One infamous example is the ballooning of South Sudan’s military brass to a staggering 700 generals. That is more generals than the army has tanks, or even working vehicles. In fact, it is not a military. It is a retirement scheme in uniform, a pensions club with AK-47s.

This bloated command structure was not an accident. It was a peacekeeping tactic, or more precisely, a peace buying tactic. Promoting local commanders kept militias quiet and warlords happy. But it turned the army into a top heavy pyramid that teeters on personal perks, not national priorities. In this theatre, loyalty outshines competence and ethnicity, especially Dinka connections, trumps talent every time.
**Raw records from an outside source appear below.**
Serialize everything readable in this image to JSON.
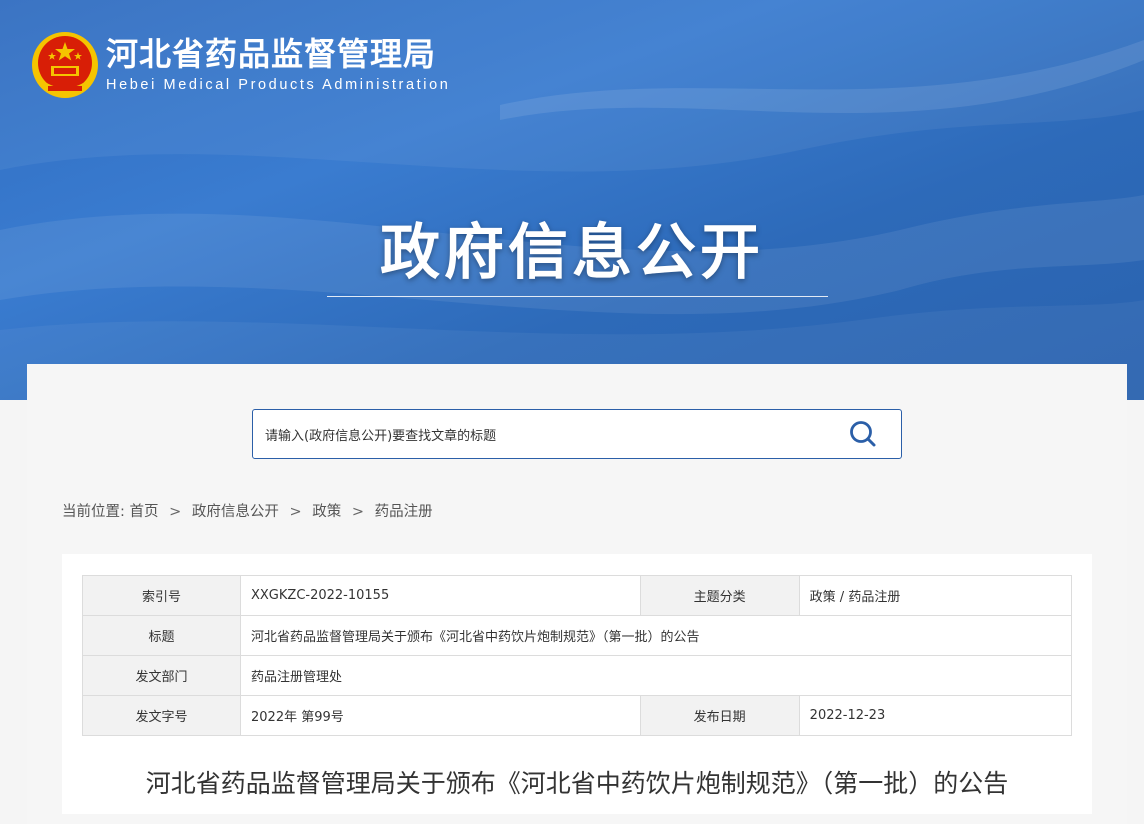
{
  "header": {
    "org_name_cn": "河北省药品监督管理局",
    "org_name_en": "Hebei Medical Products Administration",
    "section_title": "政府信息公开"
  },
  "search": {
    "placeholder": "请输入(政府信息公开)要查找文章的标题",
    "icon": "search-icon"
  },
  "breadcrumb": {
    "prefix": "当前位置:",
    "items": [
      "首页",
      "政府信息公开",
      "政策",
      "药品注册"
    ],
    "separator": ">"
  },
  "meta": {
    "index_label": "索引号",
    "index_value": "XXGKZC-2022-10155",
    "topic_label": "主题分类",
    "topic_value": "政策 / 药品注册",
    "title_label": "标题",
    "title_value": "河北省药品监督管理局关于颁布《河北省中药饮片炮制规范》（第一批）的公告",
    "dept_label": "发文部门",
    "dept_value": "药品注册管理处",
    "docno_label": "发文字号",
    "docno_value": "2022年 第99号",
    "date_label": "发布日期",
    "date_value": "2022-12-23"
  },
  "article": {
    "title": "河北省药品监督管理局关于颁布《河北省中药饮片炮制规范》（第一批）的公告"
  },
  "colors": {
    "banner_blue": "#2f6cc0",
    "search_border": "#2b5fa8",
    "emblem_red": "#d81e06",
    "emblem_gold": "#f5c400"
  }
}
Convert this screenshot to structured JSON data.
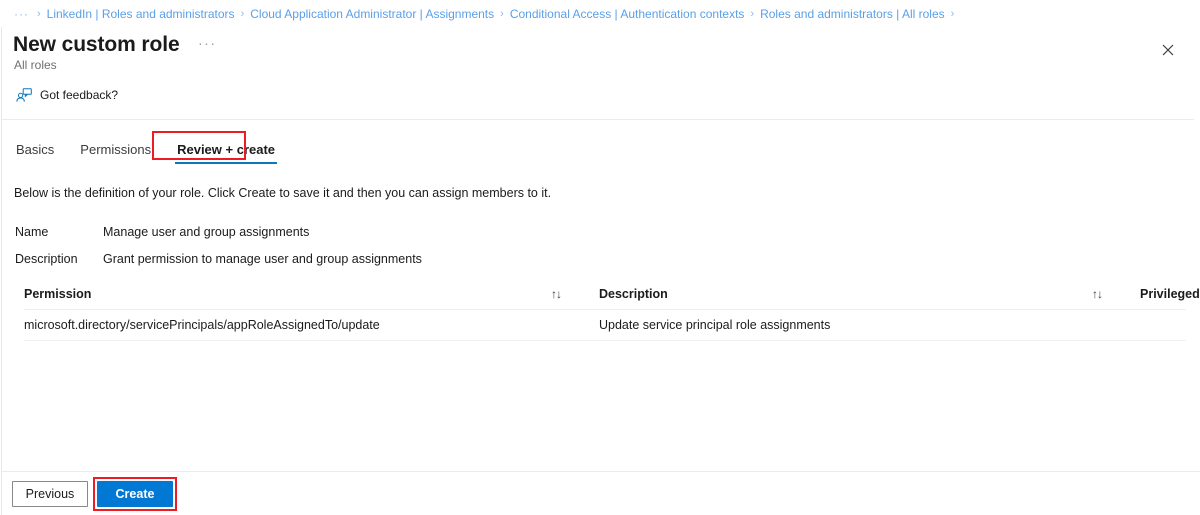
{
  "breadcrumb": {
    "overflow": "···",
    "separator": "›",
    "items": [
      "LinkedIn | Roles and administrators",
      "Cloud Application Administrator | Assignments",
      "Conditional Access | Authentication contexts",
      "Roles and administrators | All roles"
    ],
    "trailing_separator": "›"
  },
  "header": {
    "title": "New custom role",
    "more_label": "···",
    "subtitle": "All roles",
    "close_label": "✕"
  },
  "commandbar": {
    "feedback_label": "Got feedback?"
  },
  "tabs": [
    {
      "label": "Basics",
      "active": false
    },
    {
      "label": "Permissions",
      "active": false
    },
    {
      "label": "Review + create",
      "active": true
    }
  ],
  "main": {
    "intro": "Below is the definition of your role. Click Create to save it and then you can assign members to it.",
    "fields": [
      {
        "label": "Name",
        "value": "Manage user and group assignments"
      },
      {
        "label": "Description",
        "value": "Grant permission to manage user and group assignments"
      }
    ],
    "table": {
      "columns": {
        "permission": "Permission",
        "description": "Description",
        "privileged": "Privileged"
      },
      "sort_icon": "↑↓",
      "rows": [
        {
          "permission": "microsoft.directory/servicePrincipals/appRoleAssignedTo/update",
          "description": "Update service principal role assignments",
          "privileged": ""
        }
      ]
    }
  },
  "footer": {
    "previous_label": "Previous",
    "create_label": "Create"
  },
  "colors": {
    "accent": "#0078d4",
    "tab_underline": "#0f76bc",
    "breadcrumb_link": "#5aa0e8",
    "annotation": "#ed1c24",
    "text": "#1b1b1b",
    "muted": "#707070"
  }
}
The fallout has been a state that is allergic to governance. Schools crumble, roads vanish into thin air and hospitals operate on volunteerism. The only functioning systems are those that keep the ruling class fed both literally and financially.

Since the resumption of conflict in 2023, about 30,000 civilians have died, with nearly two million now displaced and over 2.3 million seeking refuge in Uganda, Kenya and Ethiopia. Even South Sudan’s own MPs operate remotely from Nairobi villas or Addis cafes. It is governance by Zoom, only without the Wi-Fi or decisions.

Meanwhile, the ruling elite are thriving. Unlike exiles from Uganda or Congo who struggle in foreign lands, South Sudan’s high flyers are swiping looted oil dollars to buy Nairobi mansions, send kids to private schools in Kampala and sip cappuccinos in Kigali. Why fix home when you can rent luxury abroad?

But even oil, South Sudan’s golden goose has stopped laying. Sudan’s own war disrupted export routes, and a pipeline leak last year left Juba’s cash tank dangerously empty. Suddenly, Kiir couldn’t print new generals or bribe old ones. The patronage machine coughed. And with so many unpaid expectations in uniform, the risk of mutiny grew thicker than the Juba air in July.

Who benefits from this chaos? Some say Riek Machar’s SPLM-IO likes the dysfunction as it keeps them shouting “marginalised!” without needing to take responsibility. Kiir’s clique is not too bothered either. Confusion is a handy excuse to avoid reform. It also feeds warlords, smugglers and contraband kings, who profit when order is just a rumour.

Take the East African Community, for example. South Sudan joined in 2016, despite lacking every requirement but a name. No working parliament, no revenue authority, no border control. Today, it owes over $20 million (≈92 billion SSP) in unpaid dues, yet continues to attend meetings as if all is well, often the most punctual at the buffet line.

Internally, nepotism has grown roots deeper than those of a Malakal mango tree. A common joke says to land a top civil service job, you need “an uncle in the army, a cousin in Cabinet and a bank account you can’t explain.” Performance reviews? Forget it. You are more likely to be judged on your clan’s wedding attendance than your policy skills.

This merry go round of misrule has real costs. Inflation is choking. A loaf of bread can cost a day’s wage. More than half of South Sudan’s children don’t attend school. In some hospitals, used needles are rinsed and reused. Farmers can’t plant, and more than 7 million go hungry.

Even worse, women bear the brunt. Many face sexual violence or are married off as teenagers just to reduce household mouths. Poverty blankets the country like a rainy season flood, with 92% of citizens living below the poverty line.

South Sudanese people deserve more than this. The revolving door of leadership, once just farcical, is now a national tragedy. Leadership should outlast bananas at Juba market, but alas, even the bananas are holding up better than most generals.

Until serious reform, real reform, not just reshuffling the same old cards is embraced, South Sudan’s story will remain the same. Different faces, same script. The country is buzzes with short lived ministers and long lasting pain. The flies may go, but the hunger, the displacement and the dysfunction remain.